Однажды на лестнице дома, где мы жили, послышалось топанье многочисленных ног, крики и кряхтенье. Мы выбежали на площадку лестницы и увидели отца, который вел за собою несколько носильщиков, обремененных большой, странного вида вещью.

– Что это такое? – с беспокойством спросила мать.

Лучезарное лицо отца сияло гордостью и скрытой радостью человека, замыслившего прехорошенький сюрприз.

– Увидите, – дрожа от нетерпения, говорил он. – Сейчас поставим его.

Когда «его» поставили и носильщики, облагодетельствованные отцом, удалились, «он» оказался колоссальной величины умывальником с мраморной лопнувшей пополам доской и красным потрескавшимся деревом.

– Ну? – торжествующе обратился отец к окружающим. – Во сколько вы оцените эту штуку?

– Да для чего она? – спросила мать.

– Ты ничего не понимаешь, Варя. Алеша, скажи-ка ты – сколько, по-твоему, стоит сей умывальник?

Алеша – льстец, гиперболист и фальшивая низкопоклонная душонка – всплеснул измазанными чернилами руками и ненатурально воскликнул:

– Какая прелесть! Сколько стоит? Четыреста двадцать пять рублей!

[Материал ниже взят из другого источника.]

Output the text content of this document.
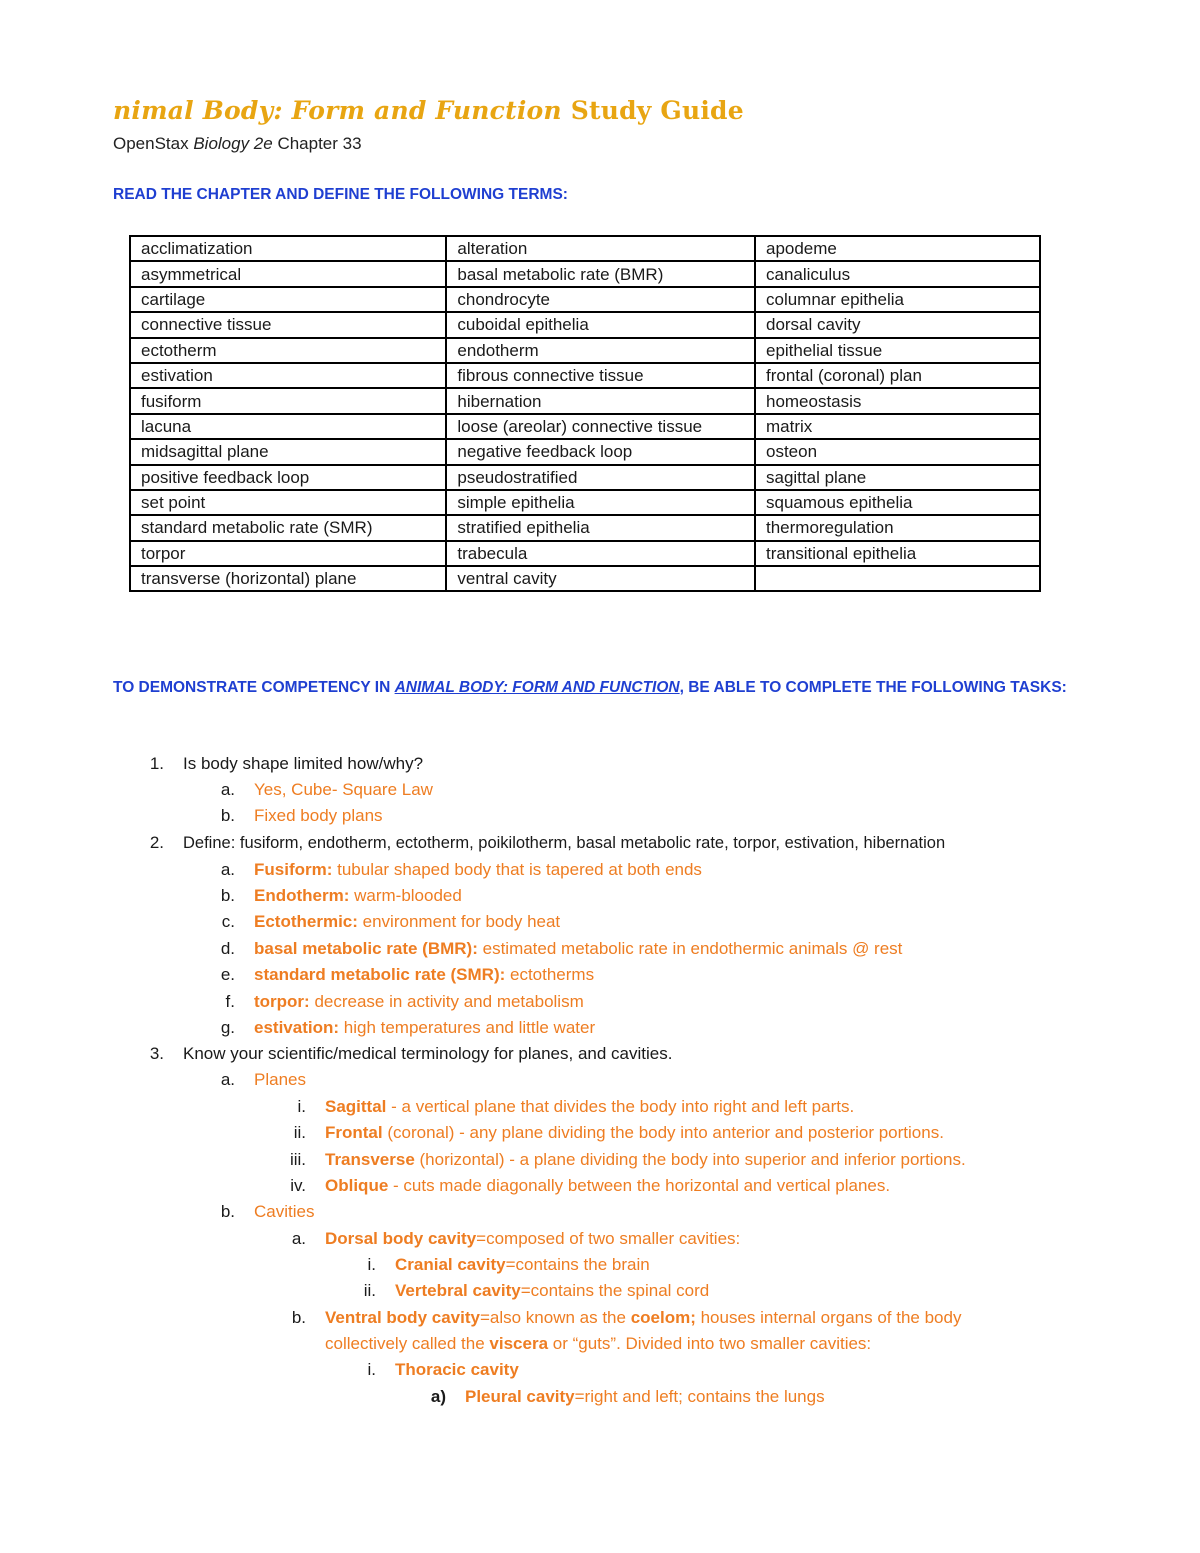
nimal Body: Form and Function Study Guide
OpenStax Biology 2e Chapter 33
READ THE CHAPTER AND DEFINE THE FOLLOWING TERMS:
acclimatization	alteration	apodeme
asymmetrical	basal metabolic rate (BMR)	canaliculus
cartilage	chondrocyte	columnar epithelia
connective tissue	cuboidal epithelia	dorsal cavity
ectotherm	endotherm	epithelial tissue
estivation	fibrous connective tissue	frontal (coronal) plan
fusiform	hibernation	homeostasis
lacuna	loose (areolar) connective tissue	matrix
midsagittal plane	negative feedback loop	osteon
positive feedback loop	pseudostratified	sagittal plane
set point	simple epithelia	squamous epithelia
standard metabolic rate (SMR)	stratified epithelia	thermoregulation
torpor	trabecula	transitional epithelia
transverse (horizontal) plane	ventral cavity	
TO DEMONSTRATE COMPETENCY IN ANIMAL BODY: FORM AND FUNCTION, BE ABLE TO COMPLETE THE FOLLOWING TASKS:
1. Is body shape limited how/why?
a. Yes, Cube- Square Law
b. Fixed body plans
2. Define: fusiform, endotherm, ectotherm, poikilotherm, basal metabolic rate, torpor, estivation, hibernation
a. Fusiform: tubular shaped body that is tapered at both ends
b. Endotherm: warm-blooded
c. Ectothermic: environment for body heat
d. basal metabolic rate (BMR): estimated metabolic rate in endothermic animals @ rest
e. standard metabolic rate (SMR): ectotherms
f. torpor: decrease in activity and metabolism
g. estivation: high temperatures and little water
3. Know your scientific/medical terminology for planes, and cavities.
a. Planes
i. Sagittal - a vertical plane that divides the body into right and left parts.
ii. Frontal (coronal) - any plane dividing the body into anterior and posterior portions.
iii. Transverse (horizontal) - a plane dividing the body into superior and inferior portions.
iv. Oblique - cuts made diagonally between the horizontal and vertical planes.
b. Cavities
a. Dorsal body cavity=composed of two smaller cavities:
i. Cranial cavity=contains the brain
ii. Vertebral cavity=contains the spinal cord
b. Ventral body cavity=also known as the coelom; houses internal organs of the body
collectively called the viscera or “guts”. Divided into two smaller cavities:
i. Thoracic cavity
a) Pleural cavity=right and left; contains the lungs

– Ха-ха-ха! – торжествующе захохотал отец. – А ты, Варя, сколько скажешь?

Мать скептически покачала головой.

– Да что ж… рублей пятнадцать за него еще можно дать.

– Много ты понимаешь! Можете представить – весь этот мрамор, красное дерево и все – стоит по случаю всего двадцать пять рублей. Вот сейчас мы его попробуем! Марья! Воды.

В монументальный рукомойник налили ведро воды… Нажатая ногой педаль не вызвала из крана ни одной капли жидкости, но зато, когда мы посмотрели вниз, ноги наши были окружены целым озером воды.

– Течет! – сказал отец. – Надо позвать слесаря. Марья! Сбегай.

Слесарь повозился с полчаса над умывальником, взял за это шесть рублей и, уходя, украл из передней шапку.

Умывальник поселился у нас.

Когда отца не было дома, все с наслаждением умывались из маленького стенного рукомойника, но если это происходило при отце, он кричал, ругался, заставлял всех умываться из его покупки и говорил:

– Вы ничего не понимаете!

У всех было основание избегать большого умывальника. У него был ехидный отвратительный нрав и непостоянство в симпатиях. Иногда он обнаруживал собачью привязанность к сестре Лизе и давался умываться из него нормальным, обычным способом. Или дружился с Алешей, был предупредителен к нему – покорный, как ребенок, лил прозрачную струю на черные Алешины руки и не позволял себе непристойных выходок.

Со всеми же другими поступал так. Стоило только нажать педаль, как из крана со свистом вылетала горизонтальная струя воды и попадала неосторожному человеку в живот или грудь; потом струя моментально опадала и, притаившись, ждала следующего нажатия педали. Человек нагибался и подставлял руки, надеясь поймать проклятую струю в том самом месте, куда она била.

Но струя не дремала…

Увидя склоненные плечи, она взлетала фонтаном вверх, обрушивалась вниз, обливала голову и затылок доверчивого человека, моментально пропадала и, нацелившись на ноги, орошала их так щедро, что человек, побежденный умывальником, с проклятием отскакивал в сторону и убегал.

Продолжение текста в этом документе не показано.